Mr Ashbourne’s calculations paint a more sobering picture of the debt burden in many African states, as shown in the second chart. In Mozambique, where the IMF paper estimates that the informal sector accounts for 36 per cent of GDP, the debt/GDP ratio jumps from 115.2 per cent to 180.4 per cent when expressed as debt/formal GDP. Similarly in Angola, with an estimated informal economy of 49.6 per cent of GDP, the debt burden rises from 71.9 per cent to 143.5 per cent.
Tanzania, with the second-largest informal sector in Africa – some 52.8 per cent of GDP, according to the IMF – sees its ratio surge from 39 per cent to 82.8 per cent. Charles Robertson, chief economist at Renaissance Capital, a Moscow-based investment bank with a focus on emerging markets, believes this approach has validity. The leap in Nigeria’s debt ratio from 18.6 per cent to 53.5 per cent under the adjusted measure, for instance, “helps explain the problems Nigeria is having”.
“Nigeria is going to have a harder time servicing a debt burden of 17 per cent of GDP than Ghana [at 72 per cent of GDP] because they are not collecting much regarding revenues at the federal government level,” he says.
“For every 100 nairas they raise in tax revenues they are paying 67 nairas in interest, plus 90 nairas in wages. That is a good explanation as to why their budget deficit is as big as it is.” He notes that while Nigeria increased its official GDP reading by 89 per cent in 2014 as a result of a statistical revision, thereby improving its debt metrics, “what didn’t change was government revenues”.
Andrew Jones, one of the authors of the IMF paper, has one caveat to Mr Ashbourne’s approach, observing that those employed in the informal economy will spend some of their income in the formal economy, yielding indirect tax revenues for their government. But he agrees that a debt/formal GDP measure is, overall, probably a better guide to assessing debt sustainability than the traditional debt/GDP metric.
Likewise, Mr Friederich believes it is “an interesting exercise”, although he argues the best single measure in countries with a large informal sector is the debt/government revenue ratio, as illustrated in the third chart.
This measure, he says, is a major reason why emerging market countries often have worse credit ratings than developed countries with similar levels of debt/GDP, a discrepancy that often sees rating agencies accused of bias. Mr Robertson also favours the use of debt/revenue ratios.
He argues that the existence of large informal sectors means that traditional debt/GDP measures should come with a “health warning”, although the broadest measure of GDP may be the most relevant one for, say, a consumer goods or telecoms company trying to get a handle on how much business they can do in a country.
Informal economies are not only found in sub-Saharan Africa, of course.

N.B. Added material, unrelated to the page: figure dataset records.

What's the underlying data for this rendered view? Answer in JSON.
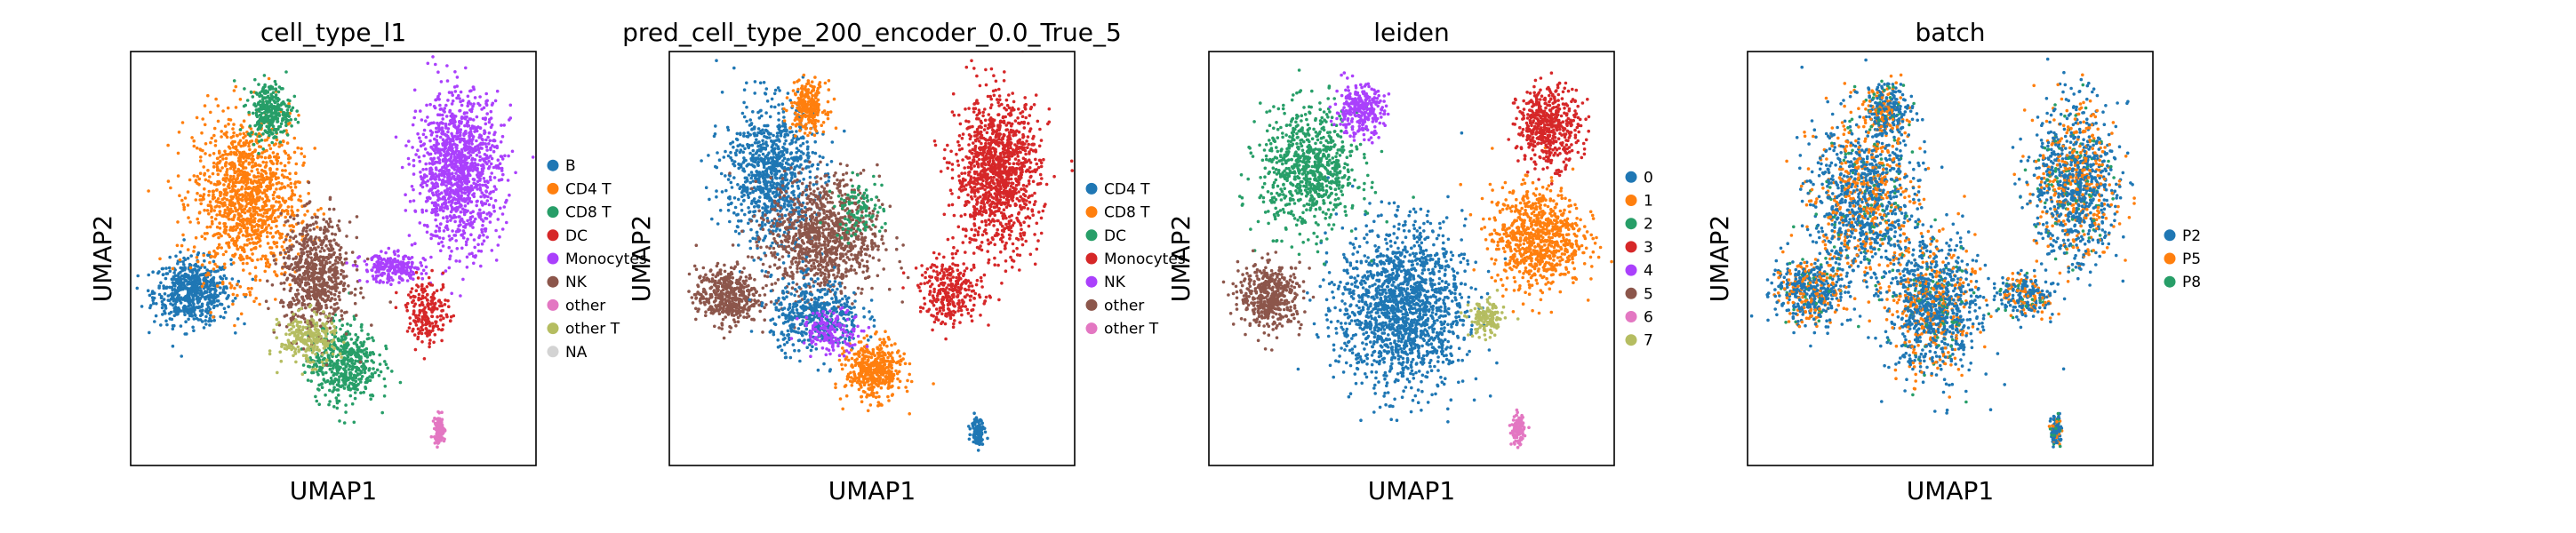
{
  "chart_data": [
    {
      "type": "scatter",
      "title": "cell_type_l1",
      "xlabel": "UMAP1",
      "ylabel": "UMAP2",
      "grid": false,
      "legend_position": "right",
      "legend": [
        {
          "label": "B",
          "color": "#1f77b4"
        },
        {
          "label": "CD4 T",
          "color": "#ff7f0e"
        },
        {
          "label": "CD8 T",
          "color": "#279e68"
        },
        {
          "label": "DC",
          "color": "#d62728"
        },
        {
          "label": "Monocytes",
          "color": "#aa40fc"
        },
        {
          "label": "NK",
          "color": "#8c564b"
        },
        {
          "label": "other",
          "color": "#e377c2"
        },
        {
          "label": "other T",
          "color": "#b5bd61"
        },
        {
          "label": "NA",
          "color": "#d3d3d3"
        }
      ],
      "clusters": [
        {
          "category": "B",
          "x": 1.6,
          "y": 4.4,
          "rx": 1.1,
          "ry": 0.9,
          "n": 600
        },
        {
          "category": "CD4 T",
          "x": 3.0,
          "y": 6.8,
          "rx": 1.5,
          "ry": 2.3,
          "n": 1200
        },
        {
          "category": "CD8 T",
          "x": 3.6,
          "y": 9.0,
          "rx": 0.6,
          "ry": 0.8,
          "n": 300
        },
        {
          "category": "CD8 T",
          "x": 5.5,
          "y": 2.6,
          "rx": 1.0,
          "ry": 1.1,
          "n": 500
        },
        {
          "category": "NK",
          "x": 4.8,
          "y": 4.8,
          "rx": 1.0,
          "ry": 1.6,
          "n": 700
        },
        {
          "category": "other T",
          "x": 4.6,
          "y": 3.2,
          "rx": 0.8,
          "ry": 0.7,
          "n": 250
        },
        {
          "category": "Monocytes",
          "x": 8.5,
          "y": 7.5,
          "rx": 1.2,
          "ry": 2.1,
          "n": 1200
        },
        {
          "category": "Monocytes",
          "x": 6.8,
          "y": 5.0,
          "rx": 0.9,
          "ry": 0.4,
          "n": 250
        },
        {
          "category": "DC",
          "x": 7.7,
          "y": 3.9,
          "rx": 0.6,
          "ry": 0.9,
          "n": 200
        },
        {
          "category": "other",
          "x": 8.0,
          "y": 0.9,
          "rx": 0.15,
          "ry": 0.4,
          "n": 120
        }
      ]
    },
    {
      "type": "scatter",
      "title": "pred_cell_type_200_encoder_0.0_True_5",
      "xlabel": "UMAP1",
      "ylabel": "UMAP2",
      "grid": false,
      "legend_position": "right",
      "legend": [
        {
          "label": "CD4 T",
          "color": "#1f77b4"
        },
        {
          "label": "CD8 T",
          "color": "#ff7f0e"
        },
        {
          "label": "DC",
          "color": "#279e68"
        },
        {
          "label": "Monocytes",
          "color": "#d62728"
        },
        {
          "label": "NK",
          "color": "#aa40fc"
        },
        {
          "label": "other",
          "color": "#8c564b"
        },
        {
          "label": "other T",
          "color": "#e377c2"
        }
      ],
      "clusters": [
        {
          "category": "CD4 T",
          "x": 2.6,
          "y": 7.4,
          "rx": 1.3,
          "ry": 2.0,
          "n": 900
        },
        {
          "category": "other",
          "x": 4.0,
          "y": 5.8,
          "rx": 1.6,
          "ry": 1.7,
          "n": 1000
        },
        {
          "category": "other",
          "x": 1.5,
          "y": 4.3,
          "rx": 0.9,
          "ry": 0.8,
          "n": 450
        },
        {
          "category": "CD4 T",
          "x": 3.8,
          "y": 3.8,
          "rx": 1.3,
          "ry": 1.0,
          "n": 450
        },
        {
          "category": "CD8 T",
          "x": 3.6,
          "y": 9.1,
          "rx": 0.5,
          "ry": 0.7,
          "n": 250
        },
        {
          "category": "CD8 T",
          "x": 5.3,
          "y": 2.4,
          "rx": 0.8,
          "ry": 0.8,
          "n": 450
        },
        {
          "category": "NK",
          "x": 4.2,
          "y": 3.4,
          "rx": 0.9,
          "ry": 0.6,
          "n": 150
        },
        {
          "category": "Monocytes",
          "x": 8.5,
          "y": 7.4,
          "rx": 1.2,
          "ry": 2.1,
          "n": 1200
        },
        {
          "category": "Monocytes",
          "x": 7.3,
          "y": 4.4,
          "rx": 0.9,
          "ry": 0.9,
          "n": 300
        },
        {
          "category": "DC",
          "x": 4.9,
          "y": 6.5,
          "rx": 0.7,
          "ry": 0.8,
          "n": 100
        },
        {
          "category": "CD4 T",
          "x": 8.0,
          "y": 0.9,
          "rx": 0.2,
          "ry": 0.4,
          "n": 100
        }
      ]
    },
    {
      "type": "scatter",
      "title": "leiden",
      "xlabel": "UMAP1",
      "ylabel": "UMAP2",
      "grid": false,
      "legend_position": "right",
      "legend": [
        {
          "label": "0",
          "color": "#1f77b4"
        },
        {
          "label": "1",
          "color": "#ff7f0e"
        },
        {
          "label": "2",
          "color": "#279e68"
        },
        {
          "label": "3",
          "color": "#d62728"
        },
        {
          "label": "4",
          "color": "#aa40fc"
        },
        {
          "label": "5",
          "color": "#8c564b"
        },
        {
          "label": "6",
          "color": "#e377c2"
        },
        {
          "label": "7",
          "color": "#b5bd61"
        }
      ],
      "clusters": [
        {
          "category": "0",
          "x": 5.0,
          "y": 4.0,
          "rx": 1.8,
          "ry": 2.3,
          "n": 1600
        },
        {
          "category": "1",
          "x": 8.5,
          "y": 5.8,
          "rx": 1.3,
          "ry": 1.4,
          "n": 800
        },
        {
          "category": "2",
          "x": 2.6,
          "y": 7.5,
          "rx": 1.4,
          "ry": 1.7,
          "n": 800
        },
        {
          "category": "3",
          "x": 8.8,
          "y": 8.6,
          "rx": 0.9,
          "ry": 1.1,
          "n": 500
        },
        {
          "category": "4",
          "x": 3.9,
          "y": 9.0,
          "rx": 0.7,
          "ry": 0.7,
          "n": 300
        },
        {
          "category": "5",
          "x": 1.6,
          "y": 4.3,
          "rx": 0.9,
          "ry": 0.9,
          "n": 450
        },
        {
          "category": "6",
          "x": 8.0,
          "y": 0.9,
          "rx": 0.18,
          "ry": 0.4,
          "n": 120
        },
        {
          "category": "7",
          "x": 7.2,
          "y": 3.7,
          "rx": 0.5,
          "ry": 0.5,
          "n": 150
        }
      ]
    },
    {
      "type": "scatter",
      "title": "batch",
      "xlabel": "UMAP1",
      "ylabel": "UMAP2",
      "grid": false,
      "legend_position": "right",
      "legend": [
        {
          "label": "P2",
          "color": "#1f77b4"
        },
        {
          "label": "P5",
          "color": "#ff7f0e"
        },
        {
          "label": "P8",
          "color": "#279e68"
        }
      ],
      "mix": {
        "P2": 0.62,
        "P5": 0.3,
        "P8": 0.08
      },
      "clusters": [
        {
          "category": "mixed",
          "x": 3.0,
          "y": 6.8,
          "rx": 1.5,
          "ry": 2.3,
          "n": 1200
        },
        {
          "category": "mixed",
          "x": 1.6,
          "y": 4.4,
          "rx": 1.0,
          "ry": 0.9,
          "n": 500
        },
        {
          "category": "mixed",
          "x": 3.6,
          "y": 9.0,
          "rx": 0.6,
          "ry": 0.8,
          "n": 300
        },
        {
          "category": "mixed",
          "x": 4.8,
          "y": 4.0,
          "rx": 1.3,
          "ry": 1.9,
          "n": 1100
        },
        {
          "category": "mixed",
          "x": 8.5,
          "y": 7.2,
          "rx": 1.2,
          "ry": 2.2,
          "n": 1100
        },
        {
          "category": "mixed",
          "x": 7.2,
          "y": 4.3,
          "rx": 0.8,
          "ry": 0.6,
          "n": 250
        },
        {
          "category": "mixed",
          "x": 8.0,
          "y": 0.9,
          "rx": 0.15,
          "ry": 0.4,
          "n": 120
        }
      ]
    }
  ]
}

According to the IMF paper, informal sectors are estimated to account for 17 per cent of economic activity in rich OECD countries and 23 per cent in Europe – comfortably below the unweighted average of 38 per cent they found in Africa but still meaningful.
Matters are worse in South Asia, with an average of 34 per cent, while in Latin America informal sectors typically account for 40 per cent of GDP, higher than in Africa. Why this is so, given the higher level of development in Latin America, is not entirely clear.

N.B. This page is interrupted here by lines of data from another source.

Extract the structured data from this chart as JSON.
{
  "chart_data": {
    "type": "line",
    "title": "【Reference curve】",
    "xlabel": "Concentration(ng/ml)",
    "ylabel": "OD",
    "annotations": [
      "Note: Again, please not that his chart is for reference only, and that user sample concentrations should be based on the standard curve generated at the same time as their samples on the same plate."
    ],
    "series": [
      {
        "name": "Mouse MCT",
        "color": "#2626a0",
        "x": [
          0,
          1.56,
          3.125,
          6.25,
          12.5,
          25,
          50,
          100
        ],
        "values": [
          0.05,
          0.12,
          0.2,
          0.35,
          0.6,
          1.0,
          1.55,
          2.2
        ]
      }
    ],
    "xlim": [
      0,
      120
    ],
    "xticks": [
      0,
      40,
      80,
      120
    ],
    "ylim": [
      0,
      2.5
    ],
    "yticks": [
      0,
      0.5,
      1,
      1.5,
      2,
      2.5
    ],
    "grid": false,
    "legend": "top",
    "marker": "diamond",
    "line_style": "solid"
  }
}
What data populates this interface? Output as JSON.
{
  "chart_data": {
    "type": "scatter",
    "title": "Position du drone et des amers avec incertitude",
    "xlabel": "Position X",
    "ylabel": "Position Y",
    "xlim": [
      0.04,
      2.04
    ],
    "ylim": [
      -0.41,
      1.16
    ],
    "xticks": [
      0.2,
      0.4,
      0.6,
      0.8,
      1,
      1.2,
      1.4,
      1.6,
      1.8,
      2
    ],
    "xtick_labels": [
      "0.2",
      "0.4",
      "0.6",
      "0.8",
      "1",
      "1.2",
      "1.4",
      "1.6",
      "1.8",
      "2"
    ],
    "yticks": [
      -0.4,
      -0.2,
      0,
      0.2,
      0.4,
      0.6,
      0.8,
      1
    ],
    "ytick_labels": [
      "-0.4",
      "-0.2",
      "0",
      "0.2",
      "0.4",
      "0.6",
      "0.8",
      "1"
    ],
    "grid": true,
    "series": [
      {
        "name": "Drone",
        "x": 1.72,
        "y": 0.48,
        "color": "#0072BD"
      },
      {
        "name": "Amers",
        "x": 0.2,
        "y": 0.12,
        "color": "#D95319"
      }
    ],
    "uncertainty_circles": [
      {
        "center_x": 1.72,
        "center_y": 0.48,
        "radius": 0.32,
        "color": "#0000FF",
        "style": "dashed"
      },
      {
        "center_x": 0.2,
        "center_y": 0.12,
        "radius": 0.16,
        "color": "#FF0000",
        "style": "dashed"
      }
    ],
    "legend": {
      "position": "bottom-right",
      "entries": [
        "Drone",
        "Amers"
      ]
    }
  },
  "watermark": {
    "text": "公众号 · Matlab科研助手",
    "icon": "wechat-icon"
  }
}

Mr Friederich speculates it could be due to the importance of natural resources in many Latam economies, with the IMF paper having noted that African oil exporters tend to have larger informal sectors than non-oil economies.

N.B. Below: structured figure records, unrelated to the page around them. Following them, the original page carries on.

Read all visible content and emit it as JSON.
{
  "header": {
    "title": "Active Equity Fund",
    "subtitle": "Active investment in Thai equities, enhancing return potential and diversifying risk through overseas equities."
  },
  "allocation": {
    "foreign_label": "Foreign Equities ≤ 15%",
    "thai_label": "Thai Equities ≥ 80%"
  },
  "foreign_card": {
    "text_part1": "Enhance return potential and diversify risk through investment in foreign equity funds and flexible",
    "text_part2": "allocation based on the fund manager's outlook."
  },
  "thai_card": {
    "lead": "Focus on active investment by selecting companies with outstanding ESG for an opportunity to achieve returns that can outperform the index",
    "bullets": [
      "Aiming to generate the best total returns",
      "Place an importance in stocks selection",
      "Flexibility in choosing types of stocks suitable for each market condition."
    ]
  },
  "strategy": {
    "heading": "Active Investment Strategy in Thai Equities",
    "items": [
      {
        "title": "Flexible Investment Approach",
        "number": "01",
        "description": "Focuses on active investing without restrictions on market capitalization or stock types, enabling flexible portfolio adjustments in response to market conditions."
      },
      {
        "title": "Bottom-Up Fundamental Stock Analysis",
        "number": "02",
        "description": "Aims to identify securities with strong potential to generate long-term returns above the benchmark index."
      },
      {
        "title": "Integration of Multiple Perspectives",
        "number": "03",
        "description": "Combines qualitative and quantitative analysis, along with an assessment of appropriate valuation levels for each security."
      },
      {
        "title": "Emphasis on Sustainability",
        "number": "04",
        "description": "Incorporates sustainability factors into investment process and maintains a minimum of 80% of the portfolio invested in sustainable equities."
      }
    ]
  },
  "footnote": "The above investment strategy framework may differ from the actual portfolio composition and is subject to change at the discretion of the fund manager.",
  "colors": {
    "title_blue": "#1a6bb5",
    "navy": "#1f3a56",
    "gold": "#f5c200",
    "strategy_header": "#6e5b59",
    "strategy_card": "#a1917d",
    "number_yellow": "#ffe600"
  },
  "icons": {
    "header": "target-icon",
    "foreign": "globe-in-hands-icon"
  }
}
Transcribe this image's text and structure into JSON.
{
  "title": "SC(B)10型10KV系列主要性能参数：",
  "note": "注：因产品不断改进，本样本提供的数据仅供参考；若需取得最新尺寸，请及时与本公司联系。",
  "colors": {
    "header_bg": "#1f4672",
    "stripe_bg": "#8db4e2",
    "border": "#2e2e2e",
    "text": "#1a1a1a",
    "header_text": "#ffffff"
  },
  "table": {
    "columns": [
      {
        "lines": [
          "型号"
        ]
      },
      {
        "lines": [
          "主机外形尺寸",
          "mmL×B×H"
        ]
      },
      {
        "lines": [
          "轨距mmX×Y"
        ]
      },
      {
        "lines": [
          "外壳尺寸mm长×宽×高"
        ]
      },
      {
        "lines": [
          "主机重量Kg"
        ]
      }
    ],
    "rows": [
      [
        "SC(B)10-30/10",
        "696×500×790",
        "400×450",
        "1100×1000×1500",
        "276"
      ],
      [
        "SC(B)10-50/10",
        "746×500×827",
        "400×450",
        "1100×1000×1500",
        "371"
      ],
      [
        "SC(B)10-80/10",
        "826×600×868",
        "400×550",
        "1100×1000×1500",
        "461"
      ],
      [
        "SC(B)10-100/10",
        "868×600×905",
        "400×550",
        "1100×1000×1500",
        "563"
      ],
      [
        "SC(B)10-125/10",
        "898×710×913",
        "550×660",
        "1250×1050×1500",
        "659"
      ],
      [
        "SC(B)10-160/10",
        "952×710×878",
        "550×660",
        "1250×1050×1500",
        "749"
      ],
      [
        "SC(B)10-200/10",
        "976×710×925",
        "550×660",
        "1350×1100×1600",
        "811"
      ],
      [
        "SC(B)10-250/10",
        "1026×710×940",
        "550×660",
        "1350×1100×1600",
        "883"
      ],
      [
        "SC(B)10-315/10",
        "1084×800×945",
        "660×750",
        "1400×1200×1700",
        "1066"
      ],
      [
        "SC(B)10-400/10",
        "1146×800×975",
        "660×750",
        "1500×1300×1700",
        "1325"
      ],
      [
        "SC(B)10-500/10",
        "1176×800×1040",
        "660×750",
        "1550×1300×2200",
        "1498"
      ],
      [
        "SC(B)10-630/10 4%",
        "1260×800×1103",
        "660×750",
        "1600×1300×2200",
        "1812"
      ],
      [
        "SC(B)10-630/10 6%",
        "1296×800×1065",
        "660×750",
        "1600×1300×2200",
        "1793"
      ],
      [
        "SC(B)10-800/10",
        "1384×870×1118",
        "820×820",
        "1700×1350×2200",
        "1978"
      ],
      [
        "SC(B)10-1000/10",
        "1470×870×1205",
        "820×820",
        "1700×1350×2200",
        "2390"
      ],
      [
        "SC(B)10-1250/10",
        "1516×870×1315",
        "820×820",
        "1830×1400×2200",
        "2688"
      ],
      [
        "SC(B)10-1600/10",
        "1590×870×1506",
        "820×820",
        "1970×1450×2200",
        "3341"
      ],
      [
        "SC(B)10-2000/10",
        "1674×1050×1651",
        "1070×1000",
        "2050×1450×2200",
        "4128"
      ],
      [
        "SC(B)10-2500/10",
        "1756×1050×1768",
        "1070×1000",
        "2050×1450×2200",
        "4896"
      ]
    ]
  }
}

“Countries that have strong oil revenues may put less emphasis on building and expanding their non-oil tax-raising ability,” he says.
Mr Jonelis speculates that Latin America’s large informal sectors might be related to these countries’ relatively high tax burdens, which again he and his colleagues found to be something that encourages more economic activity to remain in the informal economy.
Either way, it suggests a measure of caution when using debt/GDP metrics to assess the creditworthiness of heavily indebted Latin American countries.